Le Marchand. — Je vais te raconter tout cela, car sans doute tu l’ignores. Il y avait un devin de noble race, il était fils de Priam, on l’appelait Hélénos[1]. La nuit, sorti seul, l’homme qui mérite tous les noms injurieux et outrageants, le rusé Ulysse le captura : il l’enchaîna, le conduisit et le montra aux Achéens dans l’assemblée : c’était une belle prise. Entre autres choses qu’il leur annonça, celui-ci leur dit que la citadelle qui domine Troie, jamais ils ne la ravageraient, si par la persuasion ils ne ramenaient Philoctète de cette île-ci, où maintenant il habite. Et ces paroles, dès que le fils de Laërte eut entendu le devin les dire, aussitôt il promit qu’il emmènerait et montrerait cet homme-là aux Achéens. Il pensait bien, ajoutait-il, qu’il y arriverait après l’avoir pris sans contrainte, mais, s’il ne voulait pas, ce serait malgré lui. S’il échouait, il donnerait sa tête à couper à qui voudrait.

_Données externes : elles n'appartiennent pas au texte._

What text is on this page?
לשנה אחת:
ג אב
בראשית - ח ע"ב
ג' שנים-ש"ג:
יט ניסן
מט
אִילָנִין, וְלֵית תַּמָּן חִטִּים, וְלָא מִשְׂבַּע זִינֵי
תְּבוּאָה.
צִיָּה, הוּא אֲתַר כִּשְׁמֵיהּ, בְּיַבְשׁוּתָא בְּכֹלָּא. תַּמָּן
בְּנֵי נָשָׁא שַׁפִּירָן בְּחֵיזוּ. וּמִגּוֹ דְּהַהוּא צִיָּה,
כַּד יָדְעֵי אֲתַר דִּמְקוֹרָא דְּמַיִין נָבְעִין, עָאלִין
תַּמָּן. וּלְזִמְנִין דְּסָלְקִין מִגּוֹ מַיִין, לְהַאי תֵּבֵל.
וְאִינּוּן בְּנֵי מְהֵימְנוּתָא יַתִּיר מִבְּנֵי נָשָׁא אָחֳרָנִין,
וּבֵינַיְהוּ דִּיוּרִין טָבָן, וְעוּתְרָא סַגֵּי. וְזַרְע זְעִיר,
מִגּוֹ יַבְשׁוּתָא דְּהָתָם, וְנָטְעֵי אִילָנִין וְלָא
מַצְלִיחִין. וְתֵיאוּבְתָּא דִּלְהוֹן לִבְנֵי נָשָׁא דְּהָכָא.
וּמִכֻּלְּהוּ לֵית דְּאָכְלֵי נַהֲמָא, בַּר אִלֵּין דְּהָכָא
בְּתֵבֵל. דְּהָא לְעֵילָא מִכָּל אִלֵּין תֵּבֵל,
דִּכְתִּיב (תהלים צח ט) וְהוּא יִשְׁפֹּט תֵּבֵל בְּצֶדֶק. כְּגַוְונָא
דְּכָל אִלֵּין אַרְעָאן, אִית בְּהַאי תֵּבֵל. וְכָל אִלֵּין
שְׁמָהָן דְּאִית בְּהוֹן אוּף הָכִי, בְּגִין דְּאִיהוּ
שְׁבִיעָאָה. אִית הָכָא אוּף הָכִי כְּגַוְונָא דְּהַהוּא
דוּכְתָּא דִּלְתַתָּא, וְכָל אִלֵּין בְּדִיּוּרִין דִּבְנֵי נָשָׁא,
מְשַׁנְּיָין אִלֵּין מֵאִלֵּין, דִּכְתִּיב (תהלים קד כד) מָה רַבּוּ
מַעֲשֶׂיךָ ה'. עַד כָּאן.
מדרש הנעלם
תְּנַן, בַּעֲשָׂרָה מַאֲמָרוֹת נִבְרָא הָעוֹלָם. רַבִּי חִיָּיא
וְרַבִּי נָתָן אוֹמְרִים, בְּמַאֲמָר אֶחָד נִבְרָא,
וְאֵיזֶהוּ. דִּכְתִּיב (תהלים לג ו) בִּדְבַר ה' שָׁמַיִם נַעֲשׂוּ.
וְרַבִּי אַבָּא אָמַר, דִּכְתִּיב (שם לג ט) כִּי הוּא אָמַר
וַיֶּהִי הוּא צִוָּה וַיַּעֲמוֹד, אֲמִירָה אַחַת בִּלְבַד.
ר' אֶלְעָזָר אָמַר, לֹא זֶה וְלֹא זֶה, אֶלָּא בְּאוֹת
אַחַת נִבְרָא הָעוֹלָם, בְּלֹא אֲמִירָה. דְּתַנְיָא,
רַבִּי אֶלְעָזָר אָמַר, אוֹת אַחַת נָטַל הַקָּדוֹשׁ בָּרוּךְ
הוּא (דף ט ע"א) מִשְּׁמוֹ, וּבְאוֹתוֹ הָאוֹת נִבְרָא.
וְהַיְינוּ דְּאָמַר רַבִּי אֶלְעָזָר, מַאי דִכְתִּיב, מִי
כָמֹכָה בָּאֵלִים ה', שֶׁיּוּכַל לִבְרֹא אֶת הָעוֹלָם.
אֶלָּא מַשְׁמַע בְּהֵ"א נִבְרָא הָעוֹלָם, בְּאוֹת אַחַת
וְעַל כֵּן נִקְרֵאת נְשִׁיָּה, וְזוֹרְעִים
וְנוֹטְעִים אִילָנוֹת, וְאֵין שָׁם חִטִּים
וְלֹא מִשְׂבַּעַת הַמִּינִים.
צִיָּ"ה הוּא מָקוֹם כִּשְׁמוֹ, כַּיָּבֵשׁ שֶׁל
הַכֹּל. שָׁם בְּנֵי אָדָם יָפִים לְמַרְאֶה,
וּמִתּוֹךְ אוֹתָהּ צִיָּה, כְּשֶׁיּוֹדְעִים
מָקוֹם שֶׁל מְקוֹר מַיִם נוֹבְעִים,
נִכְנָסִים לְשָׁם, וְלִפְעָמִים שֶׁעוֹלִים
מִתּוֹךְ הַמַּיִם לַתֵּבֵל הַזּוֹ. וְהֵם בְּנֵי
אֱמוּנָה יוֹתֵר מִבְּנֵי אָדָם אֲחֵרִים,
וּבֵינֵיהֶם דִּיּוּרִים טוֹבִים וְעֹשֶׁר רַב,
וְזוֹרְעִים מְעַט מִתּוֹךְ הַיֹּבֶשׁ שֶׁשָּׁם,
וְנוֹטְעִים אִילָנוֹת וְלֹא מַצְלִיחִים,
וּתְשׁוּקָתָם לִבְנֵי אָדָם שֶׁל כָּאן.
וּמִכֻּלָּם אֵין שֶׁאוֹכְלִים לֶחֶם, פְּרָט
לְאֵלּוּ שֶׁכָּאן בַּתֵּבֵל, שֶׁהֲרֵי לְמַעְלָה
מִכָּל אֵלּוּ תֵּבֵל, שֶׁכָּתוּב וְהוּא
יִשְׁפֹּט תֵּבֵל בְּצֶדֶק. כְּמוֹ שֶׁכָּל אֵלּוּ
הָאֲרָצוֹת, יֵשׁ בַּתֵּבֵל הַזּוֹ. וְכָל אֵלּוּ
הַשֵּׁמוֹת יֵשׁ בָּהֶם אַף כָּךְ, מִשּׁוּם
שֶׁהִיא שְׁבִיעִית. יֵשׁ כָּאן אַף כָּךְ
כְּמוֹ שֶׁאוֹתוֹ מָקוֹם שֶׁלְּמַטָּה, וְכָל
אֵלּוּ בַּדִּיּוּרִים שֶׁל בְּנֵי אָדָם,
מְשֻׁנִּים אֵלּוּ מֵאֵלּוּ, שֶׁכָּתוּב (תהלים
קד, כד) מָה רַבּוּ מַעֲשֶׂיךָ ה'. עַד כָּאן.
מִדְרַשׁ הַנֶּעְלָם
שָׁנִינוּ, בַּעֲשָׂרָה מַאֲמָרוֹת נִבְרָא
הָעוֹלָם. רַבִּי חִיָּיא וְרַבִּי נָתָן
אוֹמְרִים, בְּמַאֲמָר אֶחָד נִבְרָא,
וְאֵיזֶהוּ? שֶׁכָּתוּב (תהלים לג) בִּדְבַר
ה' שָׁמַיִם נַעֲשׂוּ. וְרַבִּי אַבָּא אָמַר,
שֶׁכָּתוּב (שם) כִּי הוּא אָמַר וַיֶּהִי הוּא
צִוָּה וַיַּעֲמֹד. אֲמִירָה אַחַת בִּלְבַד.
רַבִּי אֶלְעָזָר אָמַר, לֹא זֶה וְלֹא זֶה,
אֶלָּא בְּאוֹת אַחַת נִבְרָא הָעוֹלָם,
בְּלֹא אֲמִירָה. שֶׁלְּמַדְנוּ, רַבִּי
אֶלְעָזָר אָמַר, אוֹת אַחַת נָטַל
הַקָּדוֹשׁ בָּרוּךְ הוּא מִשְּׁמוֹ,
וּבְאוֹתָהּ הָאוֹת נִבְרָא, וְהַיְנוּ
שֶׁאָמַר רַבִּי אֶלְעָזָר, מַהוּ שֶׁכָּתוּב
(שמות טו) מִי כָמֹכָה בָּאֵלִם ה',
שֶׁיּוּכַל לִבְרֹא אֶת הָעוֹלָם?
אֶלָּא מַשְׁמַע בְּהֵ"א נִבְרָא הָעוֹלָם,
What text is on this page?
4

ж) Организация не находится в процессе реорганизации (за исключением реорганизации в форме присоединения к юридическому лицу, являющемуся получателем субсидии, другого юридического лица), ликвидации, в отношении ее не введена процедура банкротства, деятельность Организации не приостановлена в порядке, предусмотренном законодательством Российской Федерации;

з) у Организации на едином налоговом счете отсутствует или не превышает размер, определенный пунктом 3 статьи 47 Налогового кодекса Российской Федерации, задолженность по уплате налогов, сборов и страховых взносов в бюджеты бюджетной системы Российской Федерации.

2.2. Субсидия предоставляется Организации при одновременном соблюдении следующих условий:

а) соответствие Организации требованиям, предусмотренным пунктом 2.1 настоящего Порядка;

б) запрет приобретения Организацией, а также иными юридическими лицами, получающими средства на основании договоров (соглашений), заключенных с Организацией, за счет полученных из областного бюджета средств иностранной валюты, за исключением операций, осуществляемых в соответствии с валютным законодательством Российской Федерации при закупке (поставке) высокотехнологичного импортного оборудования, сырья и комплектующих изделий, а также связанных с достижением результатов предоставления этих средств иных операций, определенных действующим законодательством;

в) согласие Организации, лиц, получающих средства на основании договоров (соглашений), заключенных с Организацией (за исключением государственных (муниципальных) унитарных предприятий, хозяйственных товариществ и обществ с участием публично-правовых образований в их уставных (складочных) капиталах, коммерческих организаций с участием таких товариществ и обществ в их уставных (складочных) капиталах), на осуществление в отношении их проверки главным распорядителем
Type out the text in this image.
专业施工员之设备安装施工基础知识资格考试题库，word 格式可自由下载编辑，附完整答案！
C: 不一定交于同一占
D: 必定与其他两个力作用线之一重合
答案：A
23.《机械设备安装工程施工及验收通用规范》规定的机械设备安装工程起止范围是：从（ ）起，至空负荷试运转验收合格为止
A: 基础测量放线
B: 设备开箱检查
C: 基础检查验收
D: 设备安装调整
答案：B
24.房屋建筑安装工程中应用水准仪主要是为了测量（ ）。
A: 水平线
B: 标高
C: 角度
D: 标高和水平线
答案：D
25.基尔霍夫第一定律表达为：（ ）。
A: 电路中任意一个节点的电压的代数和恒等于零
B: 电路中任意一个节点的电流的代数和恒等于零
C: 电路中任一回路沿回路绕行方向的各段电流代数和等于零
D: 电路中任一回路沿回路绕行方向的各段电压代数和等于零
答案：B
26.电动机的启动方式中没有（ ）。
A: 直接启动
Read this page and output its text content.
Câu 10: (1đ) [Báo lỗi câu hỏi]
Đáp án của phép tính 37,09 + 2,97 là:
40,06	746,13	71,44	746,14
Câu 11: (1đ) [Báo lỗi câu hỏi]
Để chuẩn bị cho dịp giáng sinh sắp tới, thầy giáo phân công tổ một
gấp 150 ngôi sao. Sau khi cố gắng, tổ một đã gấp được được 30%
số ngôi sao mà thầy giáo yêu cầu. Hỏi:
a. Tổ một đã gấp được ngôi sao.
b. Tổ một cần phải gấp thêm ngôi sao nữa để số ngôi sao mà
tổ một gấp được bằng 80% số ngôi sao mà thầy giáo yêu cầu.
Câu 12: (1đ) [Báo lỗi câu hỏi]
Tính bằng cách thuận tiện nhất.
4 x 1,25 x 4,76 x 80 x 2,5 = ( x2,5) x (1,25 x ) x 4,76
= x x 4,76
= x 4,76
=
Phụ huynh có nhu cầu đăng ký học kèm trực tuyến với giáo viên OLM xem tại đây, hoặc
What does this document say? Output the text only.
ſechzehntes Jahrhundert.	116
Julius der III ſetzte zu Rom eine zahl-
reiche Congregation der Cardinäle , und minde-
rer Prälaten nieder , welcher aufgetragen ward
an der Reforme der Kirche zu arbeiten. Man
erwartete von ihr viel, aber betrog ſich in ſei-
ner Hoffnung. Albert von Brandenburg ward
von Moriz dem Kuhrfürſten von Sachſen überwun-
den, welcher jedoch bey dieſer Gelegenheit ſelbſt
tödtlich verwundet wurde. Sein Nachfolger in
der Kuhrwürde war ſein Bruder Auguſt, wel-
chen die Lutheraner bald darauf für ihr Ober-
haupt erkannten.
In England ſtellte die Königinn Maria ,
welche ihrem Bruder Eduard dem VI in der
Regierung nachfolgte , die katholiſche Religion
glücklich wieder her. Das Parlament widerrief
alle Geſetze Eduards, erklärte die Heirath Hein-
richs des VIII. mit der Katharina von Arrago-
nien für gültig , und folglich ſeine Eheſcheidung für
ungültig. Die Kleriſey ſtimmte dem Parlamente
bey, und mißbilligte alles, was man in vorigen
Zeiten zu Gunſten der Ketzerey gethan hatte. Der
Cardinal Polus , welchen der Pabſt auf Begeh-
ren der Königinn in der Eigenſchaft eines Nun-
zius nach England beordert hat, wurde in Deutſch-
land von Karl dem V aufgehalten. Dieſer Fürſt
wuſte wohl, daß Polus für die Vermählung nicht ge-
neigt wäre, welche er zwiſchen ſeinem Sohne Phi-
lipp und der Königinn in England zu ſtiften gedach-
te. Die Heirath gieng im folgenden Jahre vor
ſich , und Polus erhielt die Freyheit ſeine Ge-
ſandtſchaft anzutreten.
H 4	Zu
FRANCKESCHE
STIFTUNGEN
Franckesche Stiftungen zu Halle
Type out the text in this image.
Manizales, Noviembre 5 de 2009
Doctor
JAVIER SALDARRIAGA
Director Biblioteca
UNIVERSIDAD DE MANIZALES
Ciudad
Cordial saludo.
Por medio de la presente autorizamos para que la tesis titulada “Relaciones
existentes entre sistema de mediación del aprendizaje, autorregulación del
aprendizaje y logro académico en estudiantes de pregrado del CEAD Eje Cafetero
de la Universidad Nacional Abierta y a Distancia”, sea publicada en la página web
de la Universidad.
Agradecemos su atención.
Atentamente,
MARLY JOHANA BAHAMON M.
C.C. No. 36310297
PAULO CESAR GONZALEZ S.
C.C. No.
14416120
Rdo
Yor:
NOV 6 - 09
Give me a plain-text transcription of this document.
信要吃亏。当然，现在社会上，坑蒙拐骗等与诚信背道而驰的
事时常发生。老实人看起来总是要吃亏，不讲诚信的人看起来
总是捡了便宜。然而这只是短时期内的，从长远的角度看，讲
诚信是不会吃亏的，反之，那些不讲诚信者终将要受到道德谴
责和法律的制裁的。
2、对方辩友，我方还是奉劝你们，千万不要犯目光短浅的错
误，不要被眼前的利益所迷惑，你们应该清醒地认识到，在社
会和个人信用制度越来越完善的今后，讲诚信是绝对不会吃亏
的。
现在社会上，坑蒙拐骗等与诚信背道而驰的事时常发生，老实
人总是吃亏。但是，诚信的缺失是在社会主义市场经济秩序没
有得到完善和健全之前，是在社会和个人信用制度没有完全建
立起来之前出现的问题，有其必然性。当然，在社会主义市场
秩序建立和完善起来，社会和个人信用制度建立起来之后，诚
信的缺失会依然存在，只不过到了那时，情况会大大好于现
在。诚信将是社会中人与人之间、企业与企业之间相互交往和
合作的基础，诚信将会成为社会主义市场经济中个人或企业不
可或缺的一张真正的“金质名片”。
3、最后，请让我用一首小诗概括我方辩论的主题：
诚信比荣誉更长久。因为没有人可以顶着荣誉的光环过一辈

Tu sais tout, mon enfant : te hâter, voilà ce que je te conseille à toi-même, et s’il y a quelqu’un à qui tu t’intéresses.

Philoctète. — Malheureux que je suis ! Ce misérable, cet homme qui n’est que crime, a donc juré qu’il me ramènerait par la persuasion chez les Achéens ? On me décidera tout aussi bien après ma mort à remonter de chez Hadès vers la lumière, comme l’a fait son père.

Le Marchand. — Je ne sais ce dont tu parles. Je retourne vers mon vaisseau ; vous, que la divinité vous donne sa meilleure aide.

Il sort.

Philoctète. — N’est-il pas révoltant, mon enfant, que le fils de Laërte ait espéré par de douces paroles me

  1. Cet Hélénos est dans l’Iliade un devin guerrier, comme l’Amphiaraos des Sept, 568 sqq. Sur sa capture, racontée dans la Petite Iliade, et sur sa prédiction, complétée plus loin, v. 1337 sqq., cf. Notice, p. 71.